Rabbına dön, rızkını ondan bekle. Eğer O’nun
kapısına gitmek istemezsen seni hatırına bile getirmez. Hak
Taâla seni unutmaz. Kafirlerin bile rızkını verir. Seni hiç
unutur mu? Yeter ki, sen O’nun emirlerine uyasın. Gece gündüz O’nun
yolunda gitmeğe gayret et. Sen mümin, muvahhid(*) gece gündüz O’nun
kulluğuna bağlı olursan seni unutmaz ve rızkını
bol bol gönderir.
Başka mana: Halkın sahip
olduğu malı bırak, onlardan bir şey bekleme. Kalbini onlara
bağlama, ne onlardan kork ne de bir şey bekle.

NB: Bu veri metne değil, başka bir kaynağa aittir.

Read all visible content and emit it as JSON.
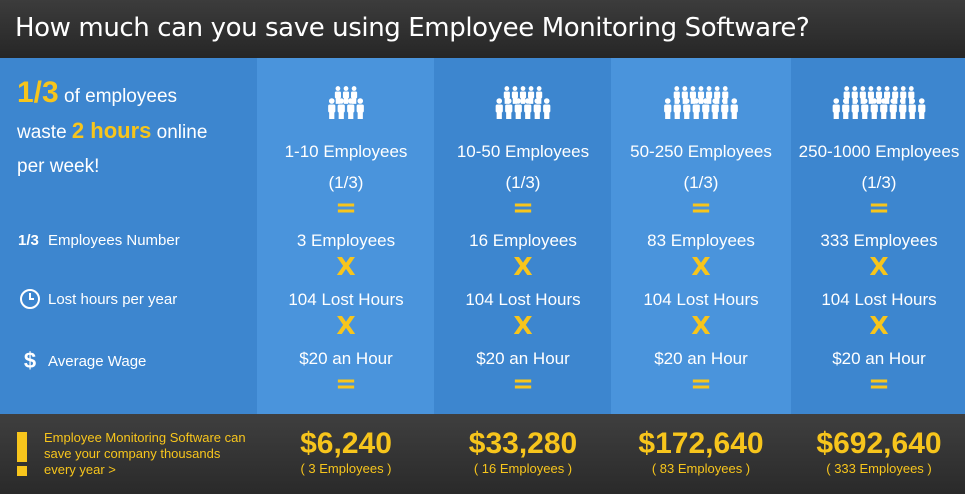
{
  "header": {
    "title": "How much can you save using Employee Monitoring Software?"
  },
  "intro": {
    "fraction": "1/3",
    "line1": " of employees",
    "line2a": "waste ",
    "hours": "2 hours",
    "line2b": " online",
    "line3": "per week!"
  },
  "rows": {
    "employees": {
      "prefix": "1/3",
      "label": "Employees Number",
      "icon": "fraction-label"
    },
    "hours": {
      "label": "Lost hours per year",
      "icon": "clock-icon"
    },
    "wage": {
      "label": "Average Wage",
      "icon": "dollar-icon"
    }
  },
  "operators": {
    "equals": "=",
    "times": "X"
  },
  "colors": {
    "accent": "#f7c51c",
    "panel": "#3d86cf",
    "panel_alt": "#4a94dc",
    "footer": "#333333"
  },
  "columns": [
    {
      "group": "1-10 Employees",
      "fraction": "(1/3)",
      "employees": "3 Employees",
      "hours": "104 Lost Hours",
      "wage": "$20 an Hour",
      "savings": "$6,240",
      "savings_note": "( 3 Employees )"
    },
    {
      "group": "10-50 Employees",
      "fraction": "(1/3)",
      "employees": "16 Employees",
      "hours": "104 Lost Hours",
      "wage": "$20 an Hour",
      "savings": "$33,280",
      "savings_note": "( 16 Employees )"
    },
    {
      "group": "50-250 Employees",
      "fraction": "(1/3)",
      "employees": "83 Employees",
      "hours": "104 Lost Hours",
      "wage": "$20 an Hour",
      "savings": "$172,640",
      "savings_note": "( 83 Employees )"
    },
    {
      "group": "250-1000 Employees",
      "fraction": "(1/3)",
      "employees": "333 Employees",
      "hours": "104 Lost Hours",
      "wage": "$20 an Hour",
      "savings": "$692,640",
      "savings_note": "( 333 Employees )"
    }
  ],
  "footer": {
    "icon": "exclamation-icon",
    "text": "Employee Monitoring Software can save your company thousands every year >"
  }
}
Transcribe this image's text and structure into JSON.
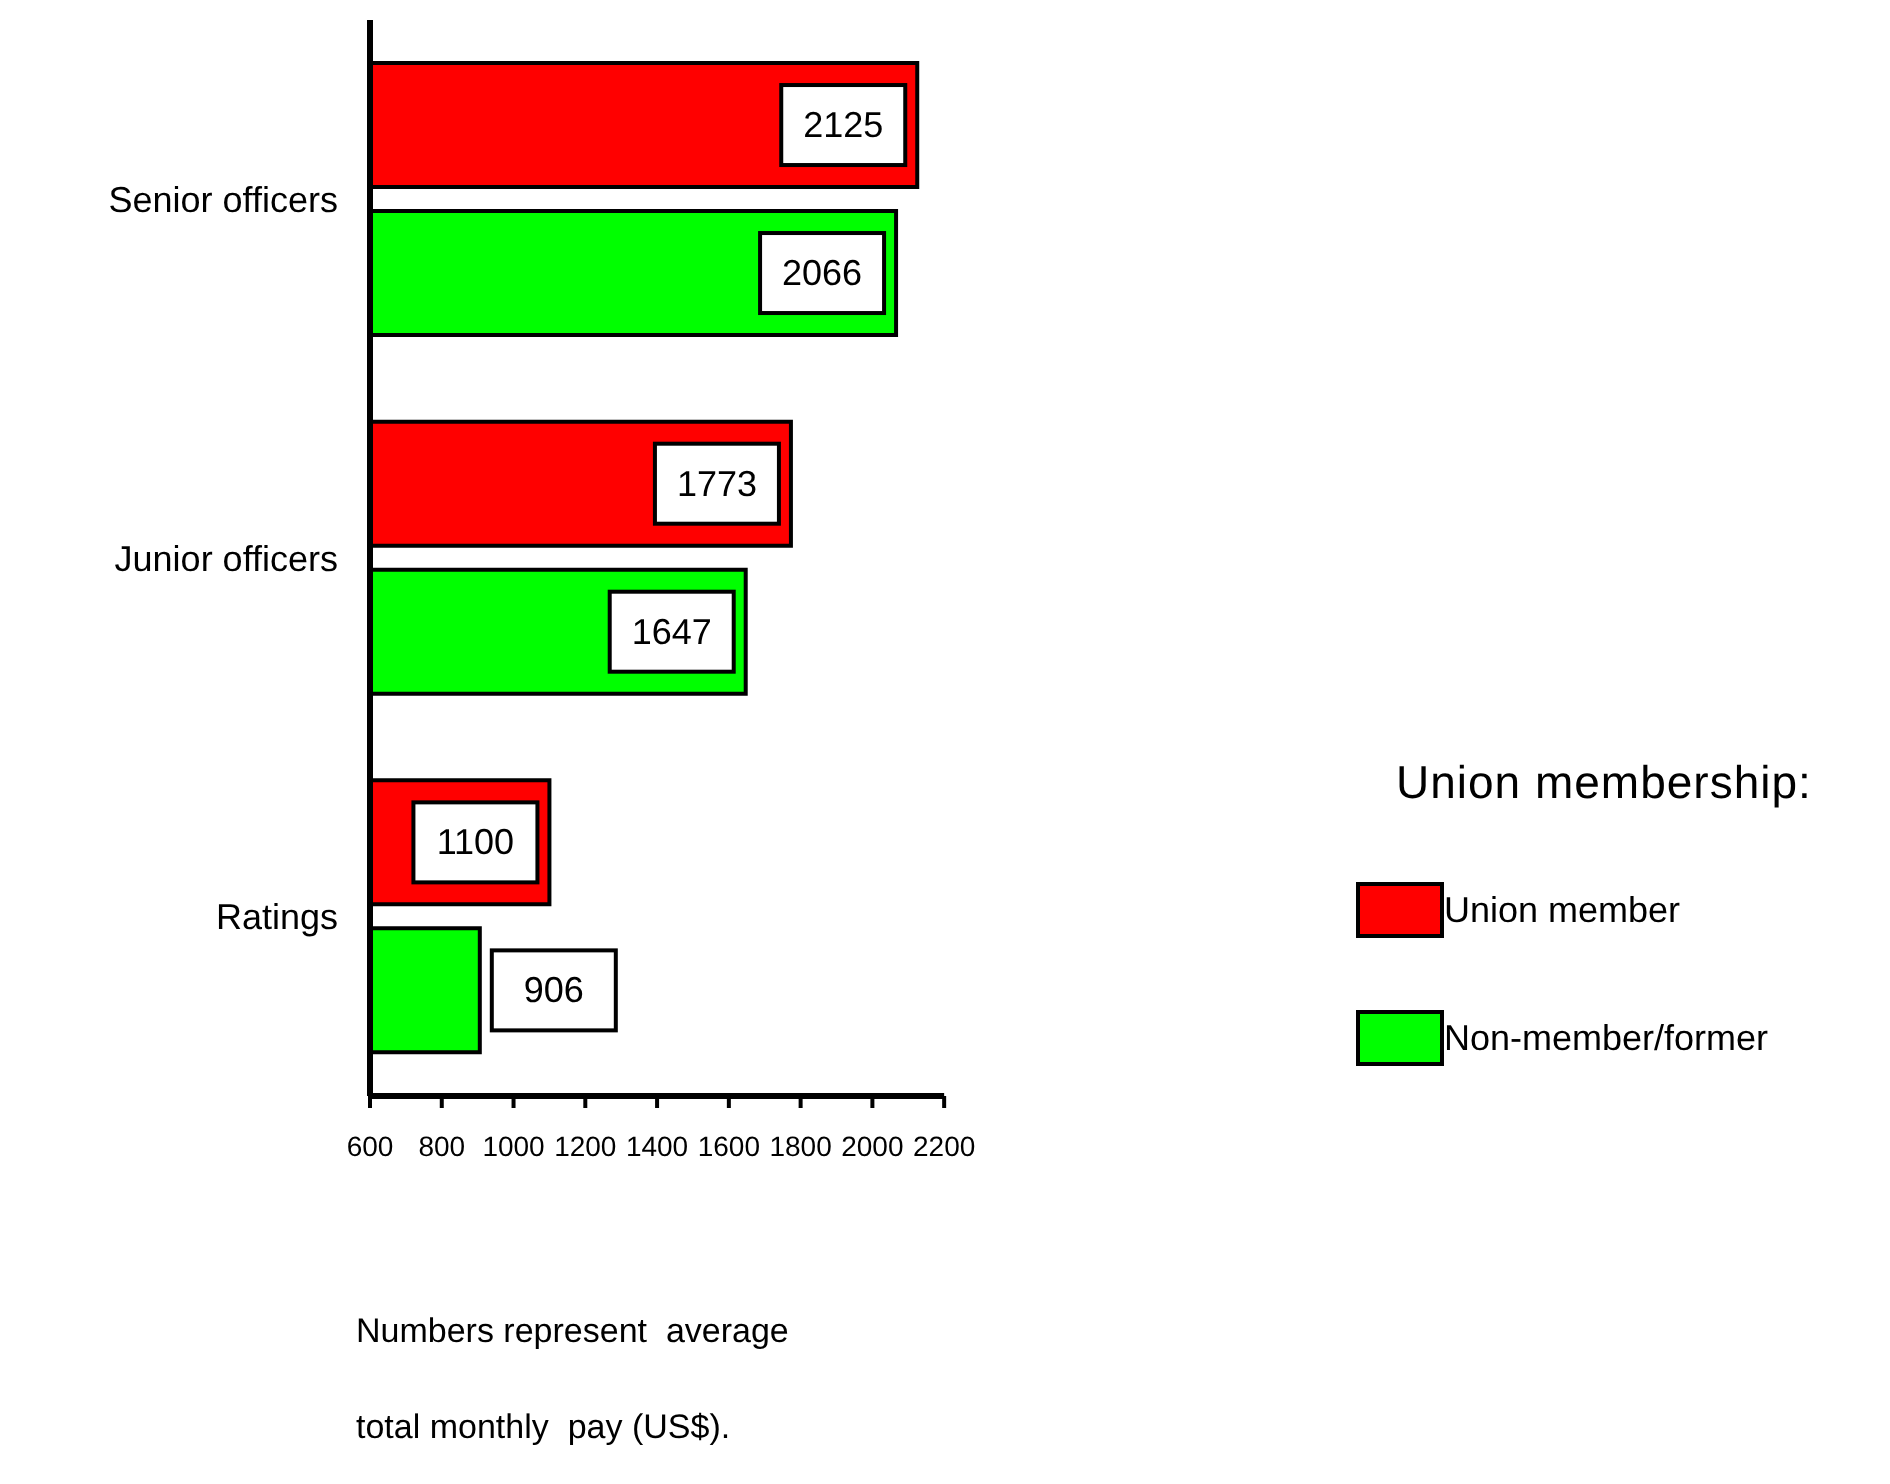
{
  "chart_data": {
    "type": "bar",
    "orientation": "horizontal",
    "categories": [
      "Senior officers",
      "Junior officers",
      "Ratings"
    ],
    "series": [
      {
        "name": "Union member",
        "color": "#ff0000",
        "values": [
          2125,
          1773,
          1100
        ]
      },
      {
        "name": "Non-member/former",
        "color": "#00ff00",
        "values": [
          2066,
          1647,
          906
        ]
      }
    ],
    "xlim": [
      600,
      2200
    ],
    "xticks": [
      600,
      800,
      1000,
      1200,
      1400,
      1600,
      1800,
      2000,
      2200
    ],
    "data_labels": true,
    "legend": "right",
    "legend_title": "Union membership:",
    "grid": false,
    "annotations": [
      "Numbers represent  average",
      "total monthly  pay (US$)."
    ]
  }
}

Senin için haram
olmayan şüpheden de beri olan Allah’ın helal gösterdiği
şeyi al...
Her şeyi O büyük
varlığa bağlamalısın. İsteyeceğini O’ndan
istemelisin. Sonra, her şeyini O varlık verebilir. Ümidin ve korkun
da O’ndan olmalı. O büyük varlık da Hak Taâla olduğunu bil..
Her varlığın
yakasını O tutmuştur. Halkın kalbi O’nun emri ile çarpar.
Şu, ayakta gezen varlıklara O hayat verir. Onlardan sana bir iyilik
gelirse, onlardan değil Hak’tan bil. Onlar mallarının
başına hak tarafından bekçi olarak konmuşlardır. Onlar
bir nevi Hak tarafından vekil olarak, mallarının
başında beklerler.
Sana her hangi bir şey
verilirse Hak’kın emri ile geldiğini anla. Verdiren ve verdirmeyen
O’dur. Aziz Mevla şöyle buyuruyor:
- “Allah’ın
ihsanını isteyiniz. Allah’tan başka
çağırdığınız putlar size gıda vermezler.
Rızkınızı Allah’tan isteyiniz. O’na yalvarınız.

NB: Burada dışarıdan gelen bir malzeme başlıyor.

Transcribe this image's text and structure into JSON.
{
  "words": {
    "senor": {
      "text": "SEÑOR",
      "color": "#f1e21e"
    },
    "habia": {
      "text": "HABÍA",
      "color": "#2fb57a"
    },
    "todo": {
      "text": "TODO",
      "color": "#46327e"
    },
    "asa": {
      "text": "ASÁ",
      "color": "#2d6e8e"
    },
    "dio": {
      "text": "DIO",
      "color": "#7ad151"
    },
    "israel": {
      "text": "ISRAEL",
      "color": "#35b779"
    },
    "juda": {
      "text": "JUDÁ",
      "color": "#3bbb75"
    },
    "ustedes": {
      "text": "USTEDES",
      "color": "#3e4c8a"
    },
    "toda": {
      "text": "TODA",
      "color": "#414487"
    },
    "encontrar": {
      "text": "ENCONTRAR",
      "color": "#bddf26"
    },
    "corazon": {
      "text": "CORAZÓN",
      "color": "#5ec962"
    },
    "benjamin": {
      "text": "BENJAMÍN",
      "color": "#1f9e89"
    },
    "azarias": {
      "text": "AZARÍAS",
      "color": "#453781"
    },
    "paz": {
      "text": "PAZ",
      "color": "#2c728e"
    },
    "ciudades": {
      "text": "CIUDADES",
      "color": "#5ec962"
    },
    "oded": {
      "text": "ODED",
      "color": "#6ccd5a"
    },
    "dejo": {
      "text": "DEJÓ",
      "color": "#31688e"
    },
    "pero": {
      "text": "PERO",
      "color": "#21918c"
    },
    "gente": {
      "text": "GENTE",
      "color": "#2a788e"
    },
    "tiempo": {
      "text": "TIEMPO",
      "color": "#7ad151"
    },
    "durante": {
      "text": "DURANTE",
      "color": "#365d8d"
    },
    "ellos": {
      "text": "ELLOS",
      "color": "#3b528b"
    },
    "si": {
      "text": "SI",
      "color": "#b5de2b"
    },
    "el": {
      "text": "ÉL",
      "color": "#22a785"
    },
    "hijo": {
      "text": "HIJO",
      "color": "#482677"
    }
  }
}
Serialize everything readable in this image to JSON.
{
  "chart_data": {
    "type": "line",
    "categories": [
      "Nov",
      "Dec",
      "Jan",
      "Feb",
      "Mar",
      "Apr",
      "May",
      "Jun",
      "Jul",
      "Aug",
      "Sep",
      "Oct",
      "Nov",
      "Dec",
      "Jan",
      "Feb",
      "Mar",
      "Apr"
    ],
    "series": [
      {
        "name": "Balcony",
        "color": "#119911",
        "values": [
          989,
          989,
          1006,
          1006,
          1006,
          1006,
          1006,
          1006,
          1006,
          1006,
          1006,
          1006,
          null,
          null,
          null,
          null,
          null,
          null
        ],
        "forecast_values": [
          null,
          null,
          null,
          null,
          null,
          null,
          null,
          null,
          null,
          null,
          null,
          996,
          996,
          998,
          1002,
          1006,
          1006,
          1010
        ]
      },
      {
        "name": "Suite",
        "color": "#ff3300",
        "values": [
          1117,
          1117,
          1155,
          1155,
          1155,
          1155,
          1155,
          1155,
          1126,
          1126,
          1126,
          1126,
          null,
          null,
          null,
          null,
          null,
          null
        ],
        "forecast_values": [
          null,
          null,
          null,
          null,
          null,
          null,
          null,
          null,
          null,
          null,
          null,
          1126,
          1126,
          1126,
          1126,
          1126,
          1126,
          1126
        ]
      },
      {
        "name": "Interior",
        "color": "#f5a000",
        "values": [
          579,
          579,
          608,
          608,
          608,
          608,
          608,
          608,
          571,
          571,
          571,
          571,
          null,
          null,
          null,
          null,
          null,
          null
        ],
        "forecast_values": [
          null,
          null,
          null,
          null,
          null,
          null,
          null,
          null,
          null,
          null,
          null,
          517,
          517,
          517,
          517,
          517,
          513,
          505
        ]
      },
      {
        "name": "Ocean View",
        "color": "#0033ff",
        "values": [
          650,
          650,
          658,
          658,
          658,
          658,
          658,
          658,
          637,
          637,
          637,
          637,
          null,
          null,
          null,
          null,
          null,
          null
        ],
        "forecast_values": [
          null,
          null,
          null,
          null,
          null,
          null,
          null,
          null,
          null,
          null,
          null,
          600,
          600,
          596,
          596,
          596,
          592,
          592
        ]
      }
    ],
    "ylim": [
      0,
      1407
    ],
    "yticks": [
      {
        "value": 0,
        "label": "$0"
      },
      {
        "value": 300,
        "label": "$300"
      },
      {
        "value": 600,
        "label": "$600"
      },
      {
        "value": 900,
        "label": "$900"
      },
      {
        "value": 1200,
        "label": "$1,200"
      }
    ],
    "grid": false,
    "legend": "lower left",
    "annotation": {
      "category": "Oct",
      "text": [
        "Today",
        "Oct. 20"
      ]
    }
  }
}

O’na şükrediniz. Çünkü O’na döneceksiniz. Kullarım benden sorarlarsa,
yakın olduğumu söyle.. Ben dua edenin duasını
işitirim, bana dua ediniz ki, kabul edeyim.”
Sizi besleyen
Allah’tır. O metin dir. Kuvvet sahibidir. Allah dileğine
hesapsız rızık verir.
(*) muvahhid
Rüya gördüm: Büyük bir topluluk içindeydim. Şeytan da
orada idi. Onu öldürmek istedim. Bana şöyle dedi:
- <Beni neden öldürmek istiyorsun? Benim ne
günahım var? Eğer bir şey şer olacaksa, onu hayra
çeviremem. Yine bir şey hayır olarak kalacaksa, onu da şer
yapmağa gücüm yetmez. Benim elimde n var? >
Tipi erkekle kadın arası bir halde idi. Güzel
konuşması (!) vardı. Yüzü buruşuktu. Çenesinde biraz
kıl vardı. Görünüşü çirkindi. Biçimi sevilecek gibi
değildi.
Sora yüzüme baktı, hafifçe utanarak gülümsedi.
Bu vaka: Hicri 12. Zilhicce’nin 516 Pazar gecesi oldu.

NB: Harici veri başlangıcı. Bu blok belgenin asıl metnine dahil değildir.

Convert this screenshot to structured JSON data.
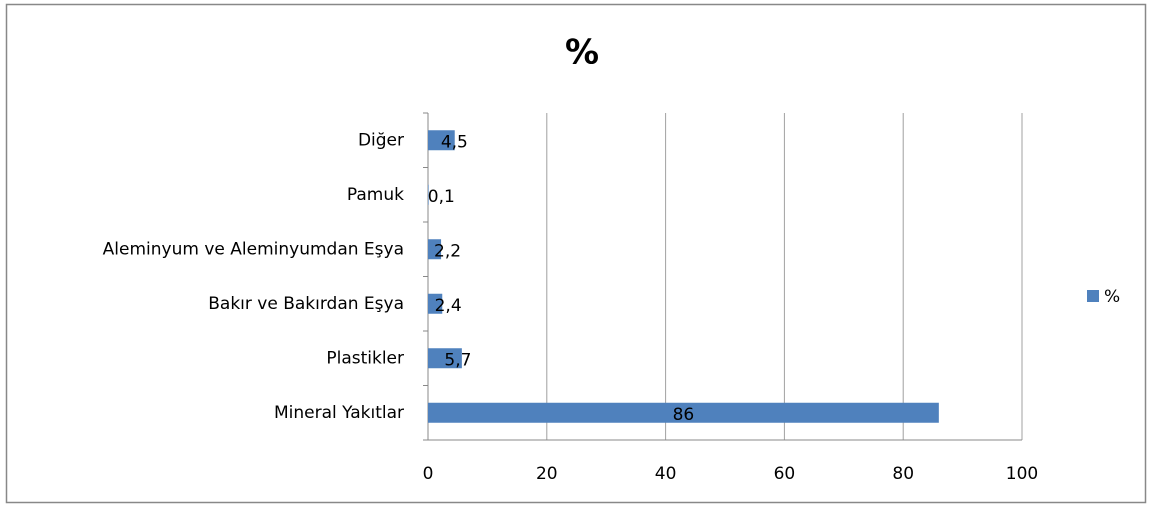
{
  "chart_data": {
    "type": "bar",
    "orientation": "horizontal",
    "title": "%",
    "categories": [
      "Diğer",
      "Pamuk",
      "Aleminyum ve Aleminyumdan Eşya",
      "Bakır ve Bakırdan Eşya",
      "Plastikler",
      "Mineral Yakıtlar"
    ],
    "series": [
      {
        "name": "%",
        "color": "#4f81bd",
        "values": [
          4.5,
          0.1,
          2.2,
          2.4,
          5.7,
          86
        ],
        "value_labels": [
          "4,5",
          "0,1",
          "2,2",
          "2,4",
          "5,7",
          "86"
        ]
      }
    ],
    "xlim": [
      0,
      100
    ],
    "xticks": [
      0,
      20,
      40,
      60,
      80,
      100
    ],
    "grid": true,
    "legend": "right"
  }
}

Allah, kulunu imanı nispetinde dener. Bu böyledir.
İman yükseldikçe deneme nispeti o derece artar. Büyür. Çoğalır.
Resûl’ün imtihanı, nebininkinden büyüktür. Çünkü
imanı üstündür. Nebinin başına gelen de bedelin başına
gelenden ağırdır. Bedelin iptilası da velininkinden zordur.
Çünkü iman bakımından veliden ileridir.
Velhasıl herkes imanı nispetinde denenir.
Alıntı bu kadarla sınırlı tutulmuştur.